ON pentTAGE This weekend, Adee Roberson, Brontez Purnell, keyon gaskin, Tasha Ceyan, and Wizard Apprentice come together to present “Blank Map” (Fri/3-Sun/12), a new work that blends movement, music, dance, and visual art to create “Black abstractions influenced by punk, queer, and feminism.” Presented as part of the National Queer Arts Festival, Blank Map is also an experiment in collective art making, with five queer artists at its center provoking questions about personal and shared narratives, ritual-making, and what it means to navigate with intuition as a compass.
So what does it mean, exactly? We caught up with musician, visual artist, and performer Adee Roberson — one of the collective’s members — to learn more about the project.
48 HILLS From the outset, “Blank Map” seems to defy any strict categorization. What’s the philosophy around presenting the work this way?
ADEE ROBERSON In a piece about movement, it’s important to not have something that’s boundaried. Blank Map feels like a punk, radical avant-garde movement piece: there’s no need from us to have it labeled as one kind of thing.
48H What are the challenges and joys of bringing all these disparate voices into the container of one piece?
AR It’s hard because we all have pretty strong individual practices. Coming to the table with so many people that have years of experience doing things their own way can make it difficult to make decisions and have a set structure. We’re working as a collective, so there’s no director. That makes it harder some times because we have five people saying, “This looks good, or this doesn’t look good.”

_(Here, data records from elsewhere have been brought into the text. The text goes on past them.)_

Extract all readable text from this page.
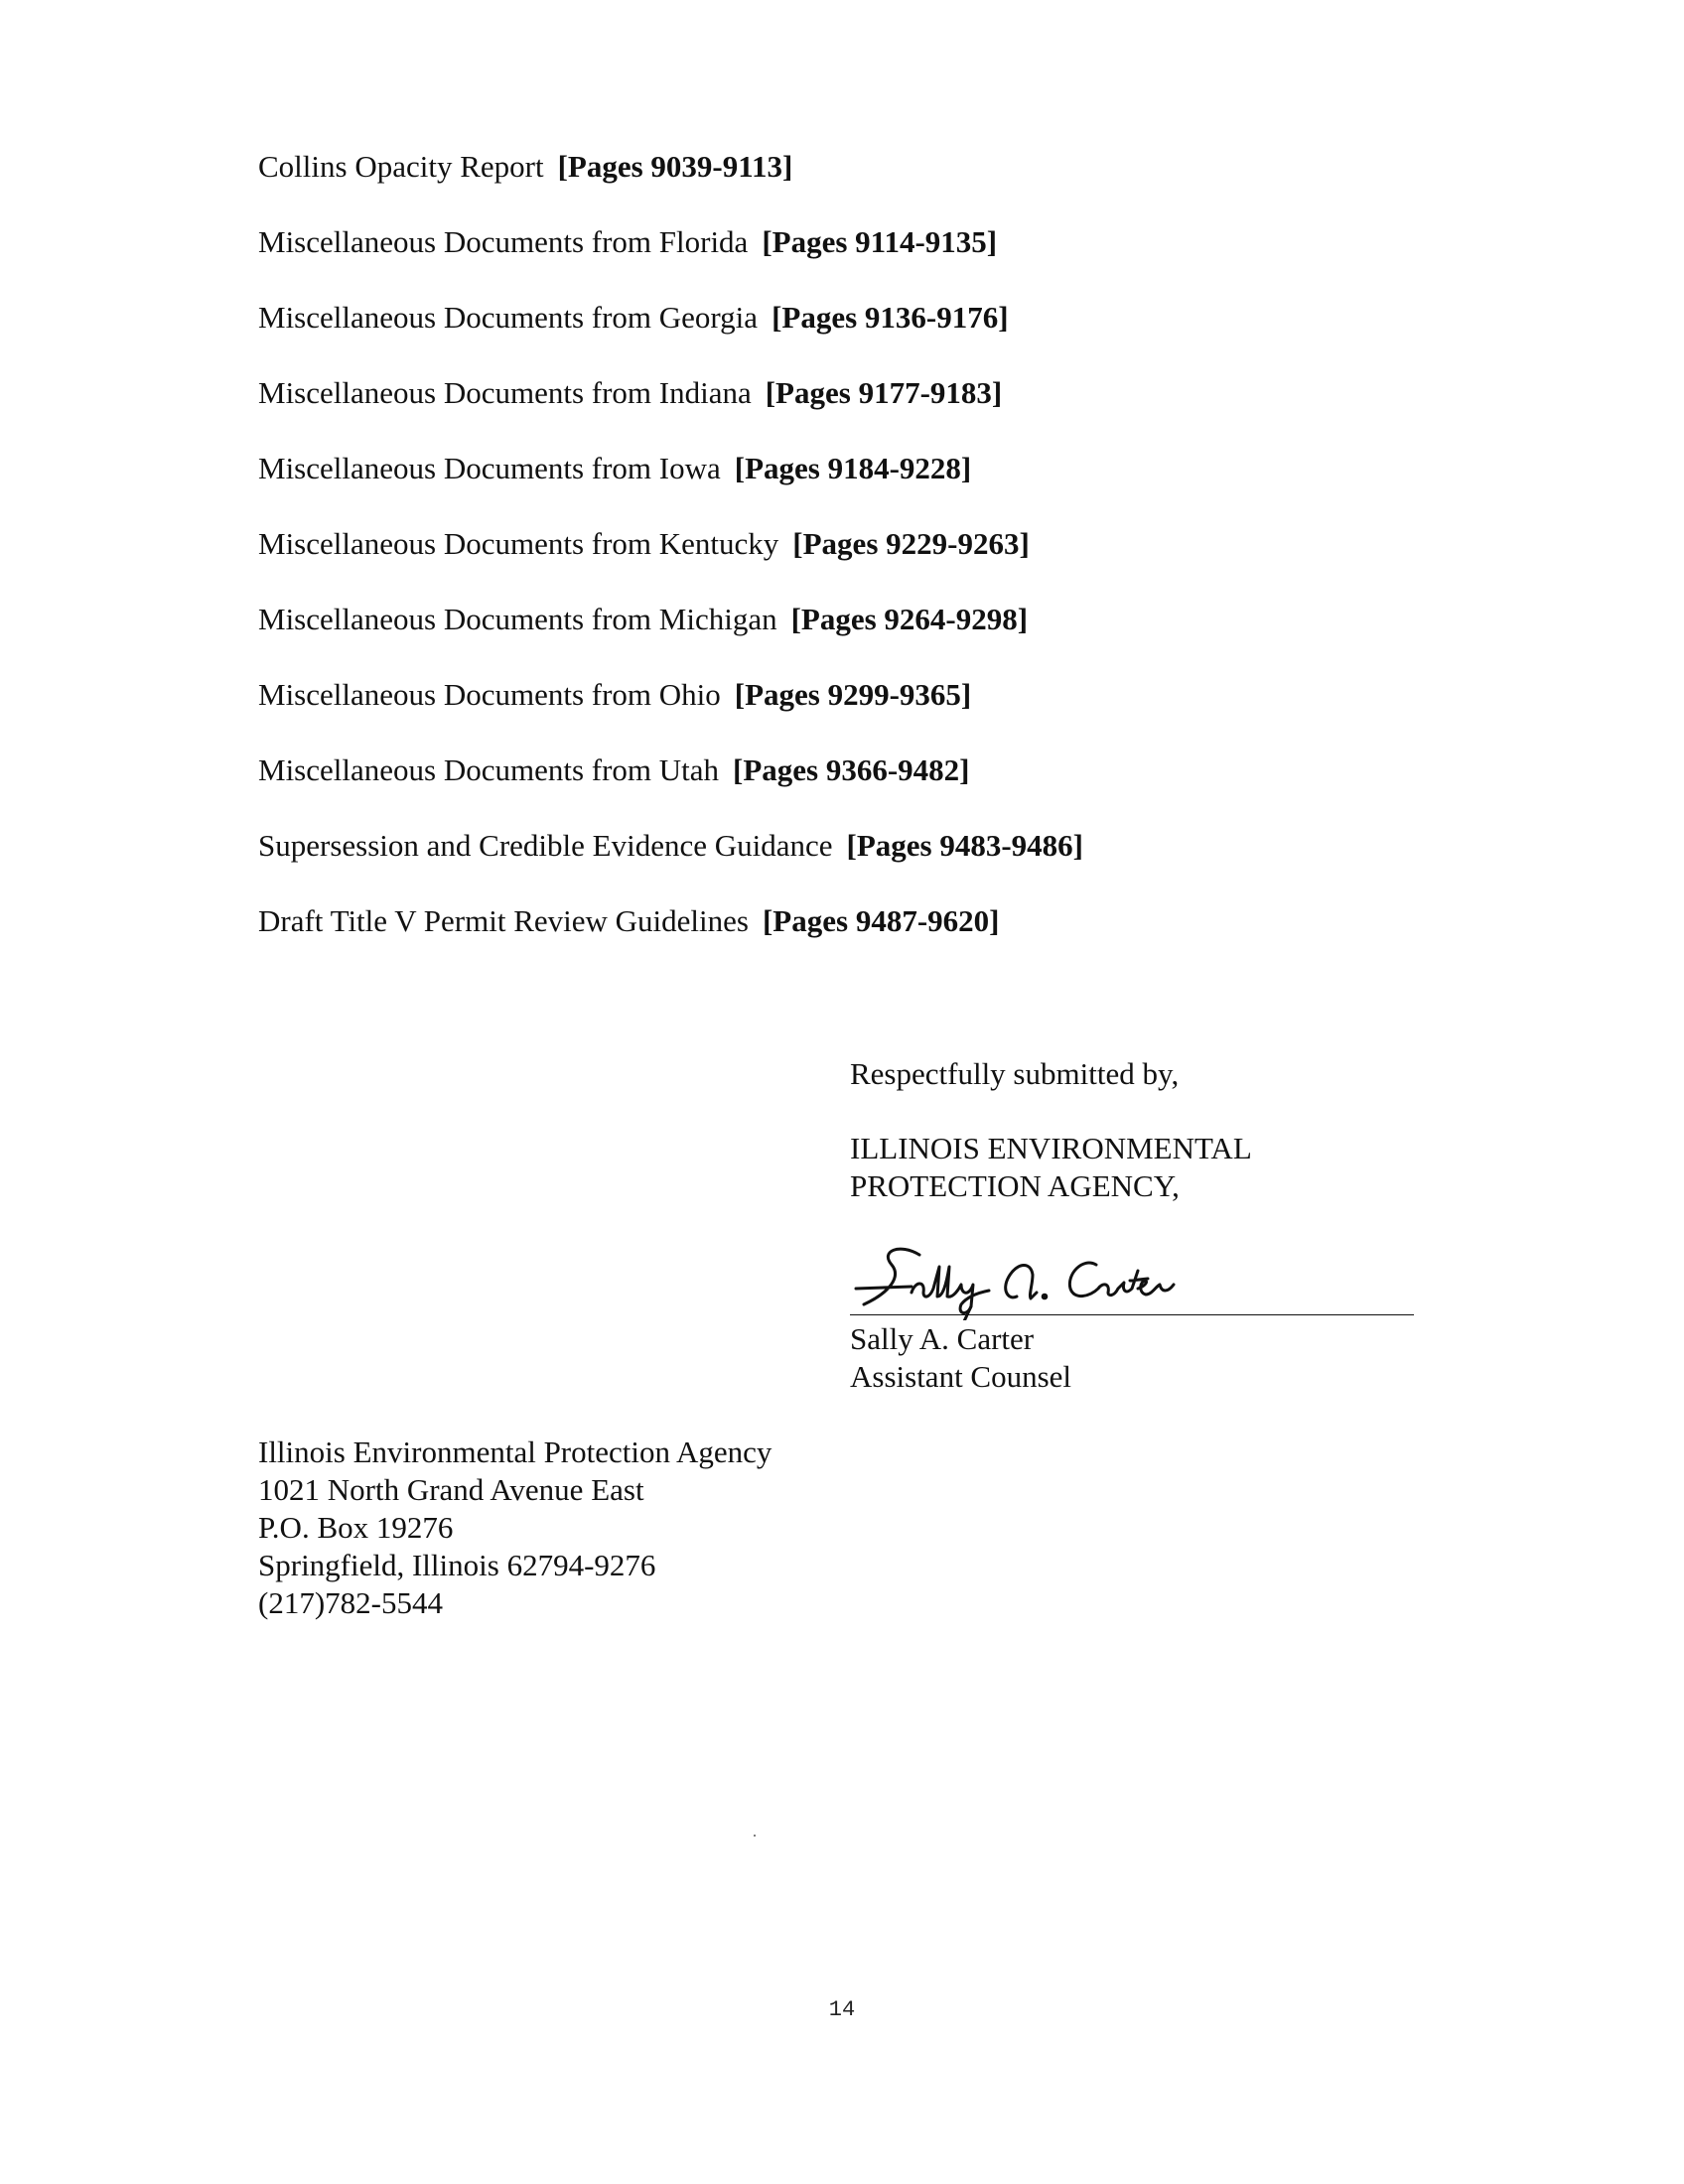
Collins Opacity Report [Pages 9039-9113]
Miscellaneous Documents from Florida [Pages 9114-9135]
Miscellaneous Documents from Georgia [Pages 9136-9176]
Miscellaneous Documents from Indiana [Pages 9177-9183]
Miscellaneous Documents from Iowa [Pages 9184-9228]
Miscellaneous Documents from Kentucky [Pages 9229-9263]
Miscellaneous Documents from Michigan [Pages 9264-9298]
Miscellaneous Documents from Ohio [Pages 9299-9365]
Miscellaneous Documents from Utah [Pages 9366-9482]
Supersession and Credible Evidence Guidance [Pages 9483-9486]
Draft Title V Permit Review Guidelines [Pages 9487-9620]
Respectfully submitted by,
ILLINOIS ENVIRONMENTAL
PROTECTION AGENCY,
Sally A. Carter
Assistant Counsel
Illinois Environmental Protection Agency
1021 North Grand Avenue East
P.O. Box 19276
Springfield, Illinois 62794-9276
(217)782-5544
14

I always thought movement and dance were really cool, but I always felt alienated from it and not able to connect. It’s been great to see other people’s process and learn from that. It’s also inspiring to get to work with four other other black artists. Anything they do in my eyes is going to be gold.
48H Where did the name “Blank Map” come from?
AR We spent a lot of time trying to figure it out. [The collective] came up with it and I was like, “Sure.” But what I read from that name actually has a lot do with my individual work. It’s about creating timelines and maps based on intuition and your own experience because you may not have knowledge of a history or narrative of people who are similar to you. So, creating a piece that’s made by an all queer, black cast… it’s about knowing that there might not have been a lot of documented history about our experiences. We’re coming to the table with the question of “How do we create this map or archive of that experience?” I’m sure [everyone in the collective] has a different take on that.
48H Why this piece now with this group of artists? How does “Blank Map” speak to the moment we’re in?
AR I think in the past few years we’ve seen so much violence happening against black people — black queer people, black women. It feels really crucial to create images of non-violence and images of us thriving and our liberation as well. I think this work is reflective of how oppression and constructs are very violent and how we all have our own personal experiences with that. We are so powerful–we’re still surviving and thriving and creating beauty too. I think that is really crucial to see, and it’s something that’s lacking in the dance world and in the art world.
48H How does the idea of psychedelia or fucking around with time and space play out in “Blank Map”? Why is that a theme you’re interested in exploring?
AR I think about that key point of black liberation — it’s a kind of freedom that comes with improvisation. Things aren’t set in a specific time. It becomes more about engaging what feels right and what feels open. Or engaging with what feels constraining and finding the release from that in that score; in that time. In our own practices, we’ve all been fucking around with that idea forever. It’s a common thread in all of our work.
48H Can you tell me a little bit about how ideas from astrology influence your work in “Blank Map” and beyond?
AR Well, I’m really into astrology because I’m about that expansiveness, liberation, and connecting to the cosmos — to infinity of time and space. I think about that a lot. I have my own personal rituals around the new moon, the full moon, and setting intentions. When it comes to this piece and thinking about astrology, it’s about ritual. It’s about having this group of black queer people create this work together as a ritual that uses energy as raw material. Oppression says we shouldn’t exist, but we’re still here and creating beauty and creating work. It’s been cool to do this project as as challenge to not be so deep in my individual work. Working collectively forces you to engage in collective consciousness.